Langsung ke konten utama

Stop Jual-Beli Ijazah Palsu !

Dimuat Harian Suara Merdeka
Edisi Sabtu 19 September 2009
Halaman Kampus


’’Untuk apa capek-capek kuliah, kalau semua bisa dibeli. Sampean tinggal sediakan uang, ijazah langsung siap!’’ Begitulah komentar seorang ibu, usai membaca berita praktik jual beli ijazah perguruan tinggi (PT).

Beberapa hari lalu, Kopertis Wilayah V DIY berhasil membongkar sindikat penjualan ijazah palsu. Menurut Koordinator Kopertis V, Budi Santosa Wignyosukarto, kecurigaan itu muncul dari sejumlah iklan di selebaran dan koran yang menawarkan ijazah mulai dari D3 hingga S2 tanpa skripsi dan biayanya murah.

Selebaran yang mengatasnamakan program kuliah kelas konversi PTS itu menawarkan ijazah sarjana D3 hingga S2 dengan masa tempuh kurang dari sebulan! Biaya yang ditawarkan meliputi ijazah D3 sosial (Rp 4 juta), D3 eksakta (Rp 4,5 juta), S1 sosial (Rp 8,75 juta), S1 eksakta (Rp 10,75 juta), dan Rp 14,75 juta (S2 magister manajemen).

Dicantumkan juga bahwa program itu diikuti sekitar 50 PTS yang ada di Yogyakarta, Semarang, Jakarta, dan Surabaya. Kopertis V juga menemukan kasus pemalsuan ijazah oleh perorangan. Modusnya dengan mengganti nama asli pemegang ijazah, namun dengan nomor ijazah tetap.

Pertanyaannya, mengapa jual-beli ijazah palsu bisa terjadi? Apa yang sebaiknya dilakukan pengelola dan stakeholder perguruan tinggi untuk menghentikan praktik haram itu?
Budaya Instan Fenomena jual-beli ijazah palsu dan gelar akademik itu tentu sangatlah menyedihkan.

Apalagi itu terjadi di Yogyakarta yang terkenal sebagai kota pelajar dan pusat pendidikan ternama. Dampaknya bukan hanya menodai ’’kesakralan’’ dunia akademik di kota ini, tetapi juga mencoreng nama baik PTN dan PTS yang ada.

Jika dicermati, praktik jual-beli ijazah palsu disebabkan oleh tiga hal: Pertama, adanya oknum PT yang ingin mencari keuntungan material sebanyak-banyaknya, tanpa harus memberikan pelayanan pendidikan terhadap pembelinya.

Melalui prosedur normal, PT hanya memperoleh keuntungan yang sedikit, karena harus menyediakan software dan hardware pendidikan terlebih dulu.
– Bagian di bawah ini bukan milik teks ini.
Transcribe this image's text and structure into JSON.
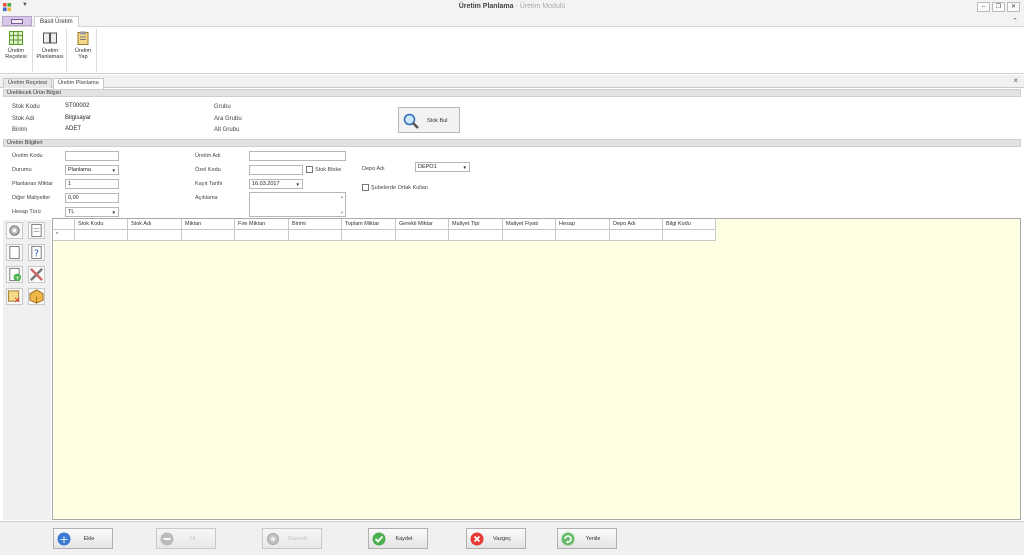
{
  "window": {
    "title": "Üretim Planlama",
    "subtitle": "- Üretim Modulü"
  },
  "ribbon": {
    "tab": "Basit Üretim",
    "buttons": [
      {
        "label1": "Üretim",
        "label2": "Reçetesi",
        "icon": "grid-icon"
      },
      {
        "label1": "Üretim",
        "label2": "Planlaması",
        "icon": "book-icon"
      },
      {
        "label1": "Üretim",
        "label2": "Yap",
        "icon": "clipboard-icon"
      }
    ]
  },
  "doc_tabs": [
    "Üretim Reçetesi",
    "Üretim Planlama"
  ],
  "product_info": {
    "header": "Üretilecek Ürün Bilgisi",
    "stok_kodu_label": "Stok Kodu",
    "stok_kodu": "ST00002",
    "stok_adi_label": "Stok Adi",
    "stok_adi": "Bilgisayar",
    "birimi_label": "Birimi",
    "birimi": "ADET",
    "grubu_label": "Grubu",
    "ara_grubu_label": "Ara Grubu",
    "alt_grubu_label": "Alt Grubu",
    "stok_bul": "Stok Bul"
  },
  "production_info": {
    "header": "Üretim Bilgileri",
    "uretim_kodu_label": "Üretim Kodu",
    "uretim_kodu": "",
    "durumu_label": "Durumu",
    "durumu": "Planlama",
    "planlanan_miktar_label": "Planlanan Miktar",
    "planlanan_miktar": "1",
    "diger_maliyetler_label": "Diğer Maliyetler",
    "diger_maliyetler": "0,00",
    "hesap_turu_label": "Hesap Türü",
    "hesap_turu": "TL",
    "uretim_adi_label": "Üretim Adı",
    "uretim_adi": "",
    "ozel_kodu_label": "Özel Kodu",
    "ozel_kodu": "",
    "stok_bloke_label": "Stok Bloke",
    "kayit_tarihi_label": "Kayıt Tarihi",
    "kayit_tarihi": "16.03.2017",
    "aciklama_label": "Açıklama",
    "depo_adi_label": "Depo Adı",
    "depo_adi": "DEPO1",
    "subelerde_label": "Şubelerde Ortak Kullan"
  },
  "grid": {
    "columns": [
      "",
      "Stok Kodu",
      "Stok Adı",
      "Miktarı",
      "Fire Miktarı",
      "Birimi",
      "Toplam Miktar",
      "Gerekli Miktar",
      "Maliyet Tipi",
      "Maliyet Fiyatı",
      "Hesap",
      "Depo Adı",
      "Bilgi Kodu"
    ],
    "new_row_marker": "*"
  },
  "bottom_buttons": {
    "ekle": "Ekle",
    "sil": "Sil",
    "duzenle": "Düzenle",
    "kaydet": "Kaydet",
    "vazgec": "Vazgeç",
    "yenile": "Yenile"
  },
  "colors": {
    "grid_bg": "#ffffe3",
    "accent_purple": "#d8c8e8",
    "kaydet_green": "#4caf50",
    "vazgec_red": "#e53935",
    "ekle_blue": "#3a7bd5"
  }
}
Kedua, budaya malas dan ingin serba instan. Mereka yang sudah bekerja dan memiliki penghasilan tetap merasa malas jika harus kuliah lagi selama dua tahun atau lebih sebagai syarat penyetaraan.

Mereka pun memilih membeli ijazah palsu yang mudah dan cepat didapat, tanpa harus capek-capek kuliah.

Ketiga, lemahnya pengawasan dan penelitian ijazah khususnya dalam proses penerimaan calon pegawai negeri sipil (CPNS), serta penyetaraan atau kenaikan pangkat pegawai.

Banyak instansi tidak mau repot-repot mengecek keaslian ijazah pegawainya dalam pengurusan kenaikan pangkat atau penyetaraan.

Mereka tak akan mengecek asal-usul PT yang mengeluarkan ijazah, yang penting tersedia dan memenuhi syarat. Dalam rekrutmen PNS juga begitu, panitia tidak memeriksa secara cermat keaslian ijazah peserta.

Pada sisi lain, jual-beli ijazah palsu akan melemahkan semangat mahasiswa yang semula gigih menuntut ilmu. Mereka merasa bahwa usaha dan jerih payahnya selama ini sia-sia lantaran dicurangi para pembeli ijazah palsu.

Akhirnya akan tertanam anggapan bahwa segala sesuatu ditentukan uang; bukan semangat atau kepintaran menuntut ilmu.
Jika fenomena ini terus dibiarkan, bukan tak mungkin makin banyak orang yang tak layak secara keilmuan namun menenteng ijazah dan gelar kesarjanaan yang tinggi. Parahnya, jika mereka diterima sebagai PNS atau menduduki posisi-posisi penting. Bukan tidak mungkin mereka akan bekerja secara sembrono dan tidak profesional. Akibatnya, efektivitas dan kinerja birokrasi makin memburuk, lantaran dihuni para pecundang yang tidak bisa berbuat apa-apa.

Tindakan Tegas Maka, tak ada pilihan bagi pengelola PT bersama stakeholder selain segera menghentikan praktik haram itu. Perguruan tinggi yang terbukti melakukan jual-beli ijazah palsu harus ditindak secara tegas dan melalui proses hukum.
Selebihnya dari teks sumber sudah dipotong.